A Day in the Life

I watch them from the fourth floor window overlooking the courtyard. The sunlight shifts and dances as the trees blow in the soft breeze. It’s warm down there I think.

Sitting under the umbrella at the table below me is a woman knitting with multi-colored yarn in purple, pink and blue hues. What she’s knitting I can’t tell. A hat maybe. Or perhaps some sort a bag. Or maybe nothing at all, just a way to pass the time. The umbrella obscures her face, but I watch her fingers direct the needles, and I imagine the clickety-clack they must be making.

Across the way at another covered patio table are two boys playing cards. They can’t be older than twelve. They have the look of wild abandon and confidence and mirth of twelve year old boys as they laugh at each other and throw down their hands.

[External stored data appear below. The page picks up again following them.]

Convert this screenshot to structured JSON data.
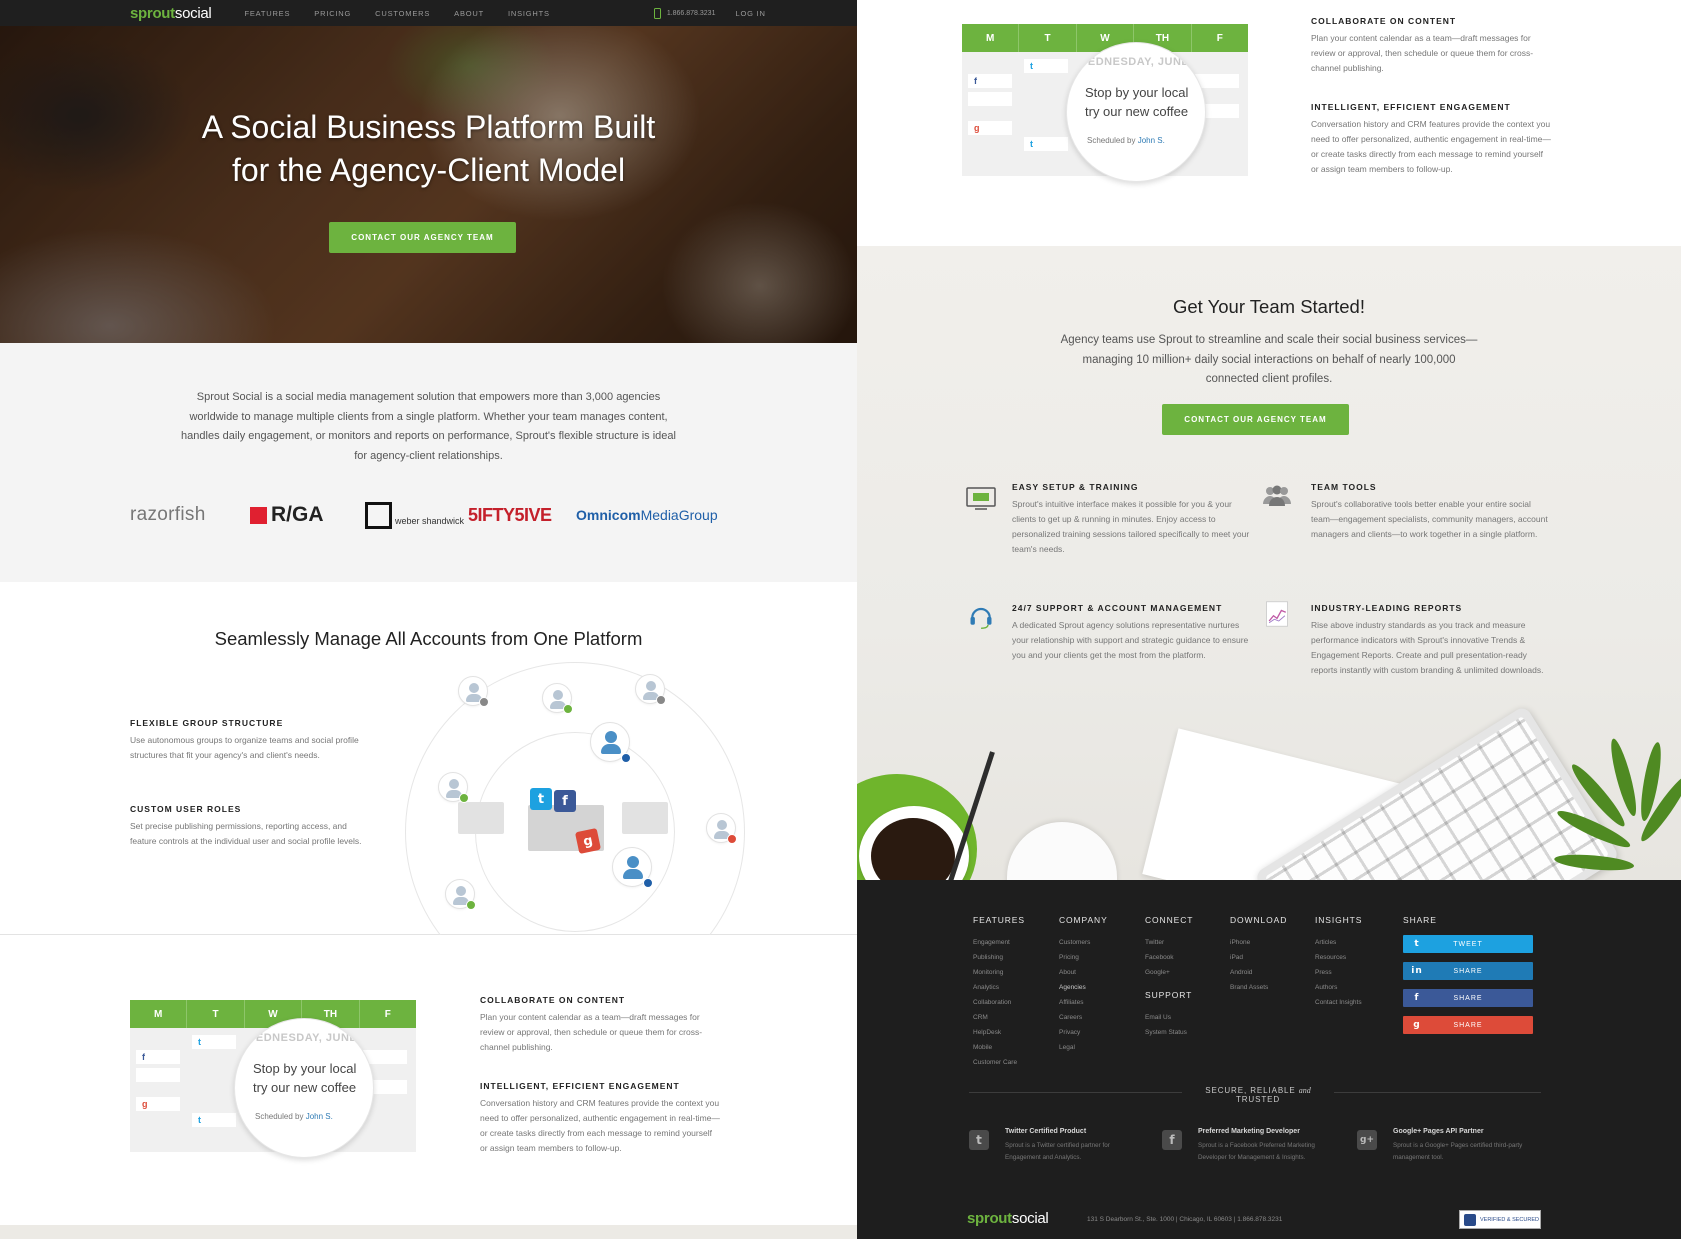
{
  "nav": {
    "logo_green": "sprout",
    "logo_white": "social",
    "links": [
      "FEATURES",
      "PRICING",
      "CUSTOMERS",
      "ABOUT",
      "INSIGHTS"
    ],
    "phone": "1.866.878.3231",
    "login": "LOG IN"
  },
  "hero": {
    "title_line1": "A Social Business Platform Built",
    "title_line2": "for the Agency-Client Model",
    "cta": "CONTACT OUR AGENCY TEAM"
  },
  "intro": {
    "text": "Sprout Social is a social media management solution that empowers more than 3,000 agencies worldwide to manage multiple clients from a single platform. Whether your team manages content, handles daily engagement, or monitors and reports on performance, Sprout's flexible structure is ideal for agency-client relationships.",
    "logos": {
      "razorfish": "razorfish",
      "rga": "R/GA",
      "weber": "weber shandwick",
      "fifty": "5IFTY5IVE",
      "omni_bold": "Omnicom",
      "omni_rest": "MediaGroup"
    }
  },
  "seamless": {
    "title": "Seamlessly Manage All Accounts from One Platform",
    "features": [
      {
        "title": "FLEXIBLE GROUP STRUCTURE",
        "text": "Use autonomous groups to organize teams and social profile structures that fit your agency's and client's needs."
      },
      {
        "title": "CUSTOM USER ROLES",
        "text": "Set precise publishing permissions, reporting access, and feature controls at the individual user and social profile levels."
      }
    ]
  },
  "calendar": {
    "days": [
      "M",
      "T",
      "W",
      "TH",
      "F"
    ],
    "bubble_day": "WEDNESDAY, JUNE",
    "bubble_msg_line1": "Stop by your local",
    "bubble_msg_line2": "try our new coffee",
    "scheduled_by": "Scheduled by",
    "scheduled_name": "John S."
  },
  "collab": {
    "features": [
      {
        "title": "COLLABORATE ON CONTENT",
        "text": "Plan your content calendar as a team—draft messages for review or approval, then schedule or queue them for cross-channel publishing."
      },
      {
        "title": "INTELLIGENT, EFFICIENT ENGAGEMENT",
        "text": "Conversation history and CRM features provide the context you need to offer personalized, authentic engagement in real-time—or create tasks directly from each message to remind yourself or assign team members to follow-up."
      }
    ]
  },
  "started": {
    "title": "Get Your Team Started!",
    "text": "Agency teams use Sprout to streamline and scale their social business services—managing 10 million+ daily social interactions on behalf of nearly 100,000 connected client profiles.",
    "cta": "CONTACT OUR AGENCY TEAM",
    "services": [
      {
        "title": "EASY SETUP & TRAINING",
        "text": "Sprout's intuitive interface makes it possible for you & your clients to get up & running in minutes. Enjoy access to personalized training sessions tailored specifically to meet your team's needs."
      },
      {
        "title": "TEAM TOOLS",
        "text": "Sprout's collaborative tools better enable your entire social team—engagement specialists, community managers, account managers and clients—to work together in a single platform."
      },
      {
        "title": "24/7 SUPPORT & ACCOUNT MANAGEMENT",
        "text": "A dedicated Sprout agency solutions representative nurtures your relationship with support and strategic guidance to ensure you and your clients get the most from the platform."
      },
      {
        "title": "INDUSTRY-LEADING REPORTS",
        "text": "Rise above industry standards as you track and measure performance indicators with Sprout's innovative Trends & Engagement Reports. Create and pull presentation-ready reports instantly with custom branding & unlimited downloads."
      }
    ]
  },
  "footer": {
    "features": {
      "title": "FEATURES",
      "items": [
        "Engagement",
        "Publishing",
        "Monitoring",
        "Analytics",
        "Collaboration",
        "CRM",
        "HelpDesk",
        "Mobile",
        "Customer Care"
      ]
    },
    "company": {
      "title": "COMPANY",
      "items": [
        "Customers",
        "Pricing",
        "About",
        "Agencies",
        "Affiliates",
        "Careers",
        "Privacy",
        "Legal"
      ]
    },
    "connect": {
      "title": "CONNECT",
      "items": [
        "Twitter",
        "Facebook",
        "Google+"
      ]
    },
    "support": {
      "title": "SUPPORT",
      "items": [
        "Email Us",
        "System Status"
      ]
    },
    "download": {
      "title": "DOWNLOAD",
      "items": [
        "iPhone",
        "iPad",
        "Android",
        "Brand Assets"
      ]
    },
    "insights": {
      "title": "INSIGHTS",
      "items": [
        "Articles",
        "Resources",
        "Press",
        "Authors",
        "Contact Insights"
      ]
    },
    "share": {
      "title": "SHARE",
      "buttons": [
        {
          "label": "TWEET",
          "color": "#1da1e0",
          "icon": "t"
        },
        {
          "label": "SHARE",
          "color": "#1f7bb6",
          "icon": "in"
        },
        {
          "label": "SHARE",
          "color": "#3b5998",
          "icon": "f"
        },
        {
          "label": "SHARE",
          "color": "#dd4b39",
          "icon": "g"
        }
      ]
    },
    "trusted_a": "SECURE, RELIABLE",
    "trusted_and": "and",
    "trusted_b": "TRUSTED",
    "badges": [
      {
        "title": "Twitter Certified Product",
        "text": "Sprout is a Twitter certified partner for Engagement and Analytics.",
        "icon": "t"
      },
      {
        "title": "Preferred Marketing Developer",
        "text": "Sprout is a Facebook Preferred Marketing Developer for Management & Insights.",
        "icon": "f"
      },
      {
        "title": "Google+ Pages API Partner",
        "text": "Sprout is a Google+ Pages certified third-party management tool.",
        "icon": "g+"
      }
    ],
    "address": "131 S Dearborn St., Ste. 1000  |  Chicago, IL 60603  |  1.866.878.3231",
    "verified": "VERIFIED & SECURED"
  },
  "colors": {
    "brand_green": "#6db33f",
    "footer_bg": "#1e1e1e",
    "link_blue": "#2f7bb5"
  }
}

In the far corner on a bench sits a middle-aged woman. Her pristine auburn hair flows gently about her face. She is sharply dressed, her Coach bag resting next to her as she stares down at her phone, texting, or scrolling for news, but most likely perusing her social media accounts.

In the walkway stands a doctor in a white lab coat, her dark hair glistening in the sunlight. I can only see the top of her head as she stares down at the phone in her hands, but if I could only zoom in with my eyes I swear I could read the screen she looks at as she stands there.

On another bench further down the way sits what might be a graying father and his son. The father has his hand on the son’s back as the son leans forward and rests his face on his hands. He might be sobbing.

In the corner across from my perch I see a woman, a salty-haired woman, standing with her face to the corner, her back to the rest of the world as she talks to someone on her phone. She barely moves. She seems distant and isolated. What news is she delivering? What news is she hearing?

Finally, on a bench almost beyond my vision, there sits a red stuffed bear. It sits by itself, away from the people, but it sits properly, like a tiny well-behaved child. No one seems to have it claimed. No one seems to know it’s there. But it sits there, silently, watching the scene unfolding before it, just I watch the scene unfolding below me.

We are all in our own world, some of us more aware of our difference presences than others. But we are all together for a brief time. And I think to myself, what a day in the life of a hospital chaplain.